At the same event, former Supreme Court judge, Justice A K Sikri, said the Collegium system of appointment of judges “needs reconsideration”, and that “India is the only country where judges appoint judges”.
The two were speaking at a panel discussion on the occasion of launch of the book ‘The Cases That India Forgot’, written by Chintan Chandrachud, Justice Chandrachud’s son and a scholar.
Justice Chandrachud said, “We always joke that once a judge, you are a judge for the rest of your life. I think we need to think outside the box. Why can’t we bring into judiciary people who will come in for shorter periods and go back? You are doing that now in government — you have lateral entry into the government at very senior level. Why do we have to believe that when we recruit a judge as a district judge at the age of 25, that person will continue all the way to 62 or 65? Why don’t we think of bringing in lawyers, for instance, on short-term appointments to High Courts, say for five years?”

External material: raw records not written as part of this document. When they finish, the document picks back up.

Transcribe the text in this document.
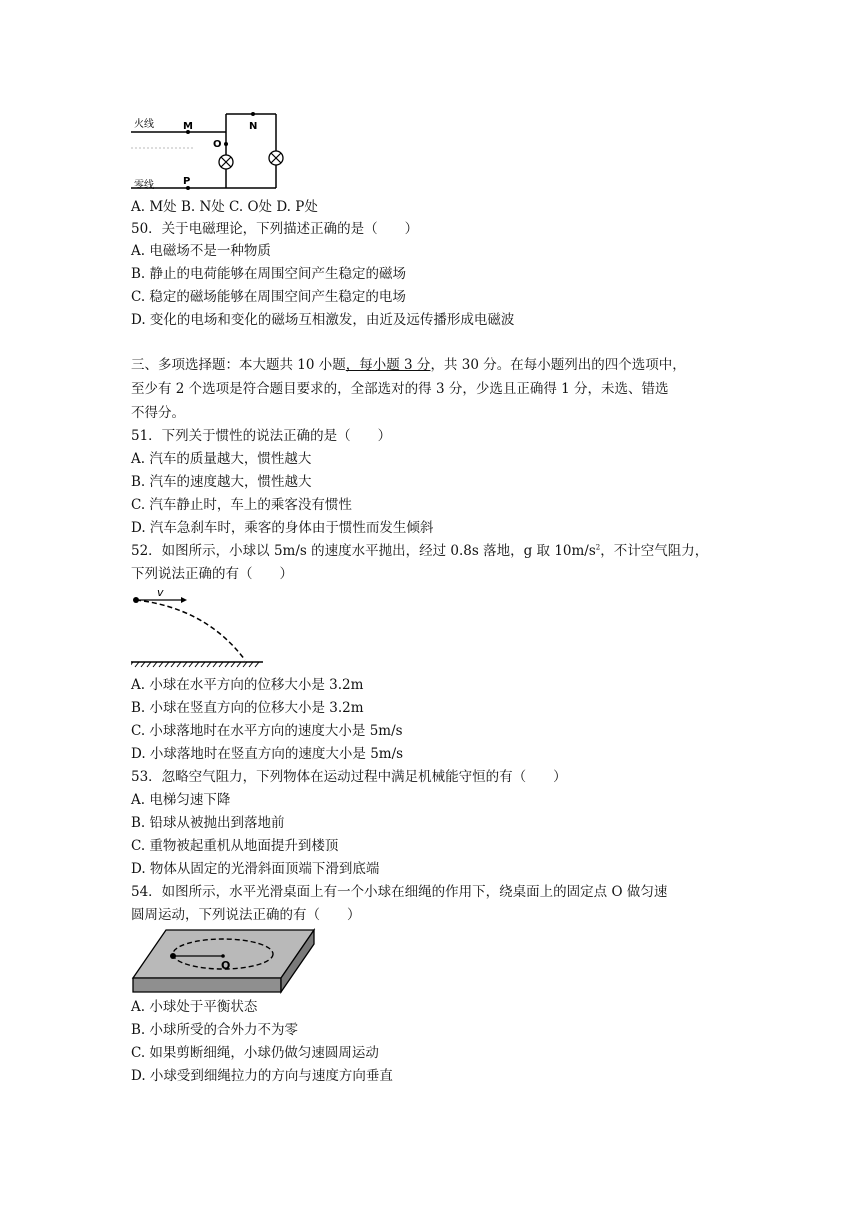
火线
零线
M	N
O
P
A. M处 B. N处 C. O处 D. P处
50．关于电磁理论，下列描述正确的是（　　）
A. 电磁场不是一种物质
B. 静止的电荷能够在周围空间产生稳定的磁场
C. 稳定的磁场能够在周围空间产生稳定的电场
D. 变化的电场和变化的磁场互相激发，由近及远传播形成电磁波
三、多项选择题：本大题共 10 小题，每小题 3 分，共 30 分。在每小题列出的四个选项中，
至少有 2 个选项是符合题目要求的，全部选对的得 3 分，少选且正确得 1 分，未选、错选
不得分。
51．下列关于惯性的说法正确的是（　　）
A. 汽车的质量越大，惯性越大
B. 汽车的速度越大，惯性越大
C. 汽车静止时，车上的乘客没有惯性
D. 汽车急刹车时，乘客的身体由于惯性而发生倾斜
52．如图所示，小球以 5m/s 的速度水平抛出，经过 0.8s 落地，g 取 $10m/s^2$，不计空气阻力，
下列说法正确的有（　　）
v
A. 小球在水平方向的位移大小是 3.2m
B. 小球在竖直方向的位移大小是 3.2m
C. 小球落地时在水平方向的速度大小是 5m/s
D. 小球落地时在竖直方向的速度大小是 5m/s
53．忽略空气阻力，下列物体在运动过程中满足机械能守恒的有（　　）
A. 电梯匀速下降
B. 铅球从被抛出到落地前
C. 重物被起重机从地面提升到楼顶
D. 物体从固定的光滑斜面顶端下滑到底端
54．如图所示，水平光滑桌面上有一个小球在细绳的作用下，绕桌面上的固定点 O 做匀速
圆周运动，下列说法正确的有（　　）
O
A. 小球处于平衡状态
B. 小球所受的合外力不为零
C. 如果剪断细绳，小球仍做匀速圆周运动
D. 小球受到细绳拉力的方向与速度方向垂直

“A lawyer from Delhi HC who hasn’t become a career judge will come in at the age of 50. Work not in Delhi HC, but in Bombay HC or Gujarat HC; work for five years and then go back…” he said.
To a specific question about the Collegium system, Justice Chandrachud said it is “constitutional”, and “that is the law as it stands”. One thing that could be done is to increase diversity in the judiciary, increase women’s representation, he said. But this, he said, is “easier said than done”, as in many states, there is “asymmetry in terms of growth and development of women’s education, which reflects in the number of women at the Bar”.

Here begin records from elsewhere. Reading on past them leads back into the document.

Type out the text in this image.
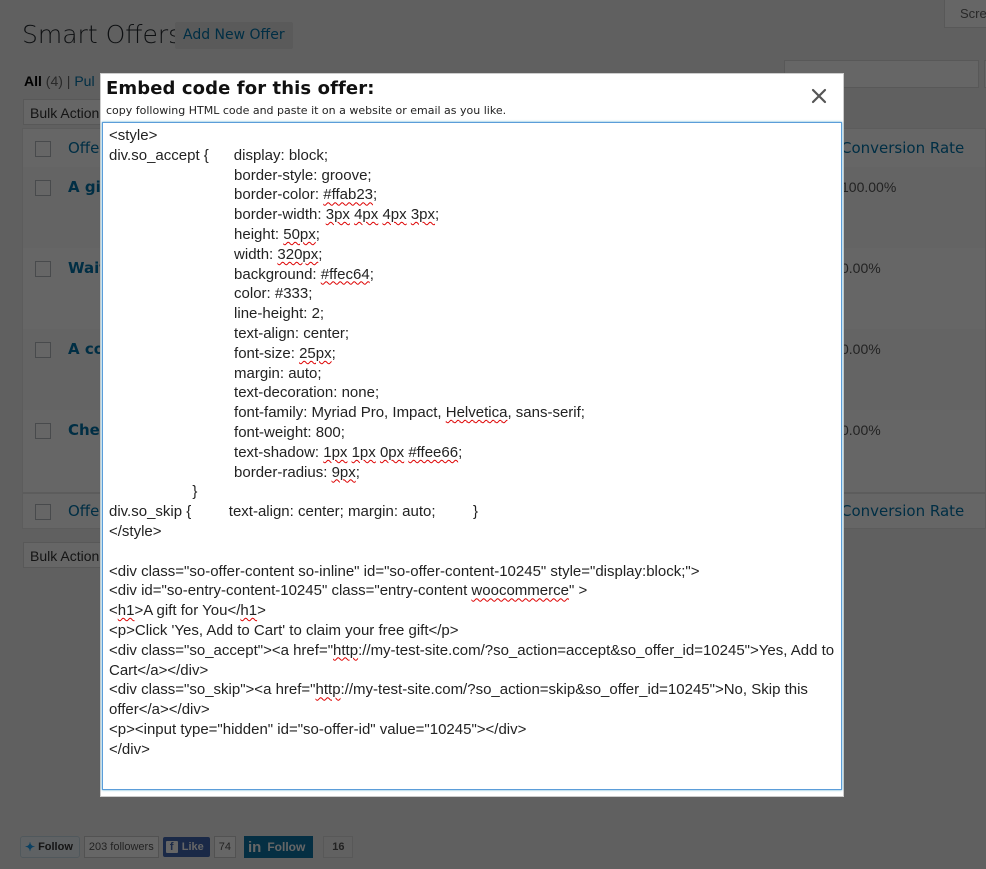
Embed code for this offer:
copy following HTML code and paste it on a website or email as you like.
<style>
div.so_accept {      display: block;
border-style: groove;
border-color: #ffab23;
border-width: 3px 4px 4px 3px;
height: 50px;
width: 320px;
background: #ffec64;
color: #333;
line-height: 2;
text-align: center;
font-size: 25px;
margin: auto;
text-decoration: none;
font-family: Myriad Pro, Impact, Helvetica, sans-serif;
font-weight: 800;
text-shadow: 1px 1px 0px #ffee66;
border-radius: 9px;
}
div.so_skip {         text-align: center; margin: auto;         }
</style>
<div class="so-offer-content so-inline" id="so-offer-content-10245" style="display:block;">
<div id="so-entry-content-10245" class="entry-content woocommerce" >
<h1>A gift for You</h1>
<p>Click 'Yes, Add to Cart' to claim your free gift</p>
<div class="so_accept"><a href="http://my-test-site.com/?so_action=accept&so_offer_id=10245">Yes, Add to Cart</a></div>
<div class="so_skip"><a href="http://my-test-site.com/?so_action=skip&so_offer_id=10245">No, Skip this offer</a></div>
<p><input type="hidden" id="so-offer-id" value="10245"></div>
</div>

Justice Chandrachud said: “Unlike the American system, where you can pick up someone from public life and ask her to become a judge of Supreme Court, we don’t except for the eminent jurist category have that liberty under out Constitution. So one area where I think we need to do some work is to bring about a greater sense of diversity within the judiciary.”
“I think laying down transparent norms on the basis of which we will assess individuals for higher judicial office will be one very important step we can take towards making the Collegium system of appointment more transparent,” he said.
Justice Sikri said, “Most of the time we (appointing judges) go by our impressions. It may not be a scientific study made about a particular candidate…therefore many times those may be aberrations; those who are taken, they may not be deserving, and many times, those who are deserving are let out.” That, he added, “needs to be taken care of”.
Asked about the book, Justice Chandrachud said its central theme is that “increasingly courts have not just become social institutions for resolution of conflicting claims over private rights, or conflicting claims over public rights, but we have become institutions for social engagement…. That is why perhaps there is so much of critique about the courts and the work that the courts are doing.”
He also said that judges remain partly insulated from the society given the role they perform, and that “insulation is good in so far as your work is concerned as a judge — like nobody can call you up and tell you what to do. But equally, that insulation should not be taken to a point where the meaning of the work which courts do doesn’t get transformed into the lives of society.”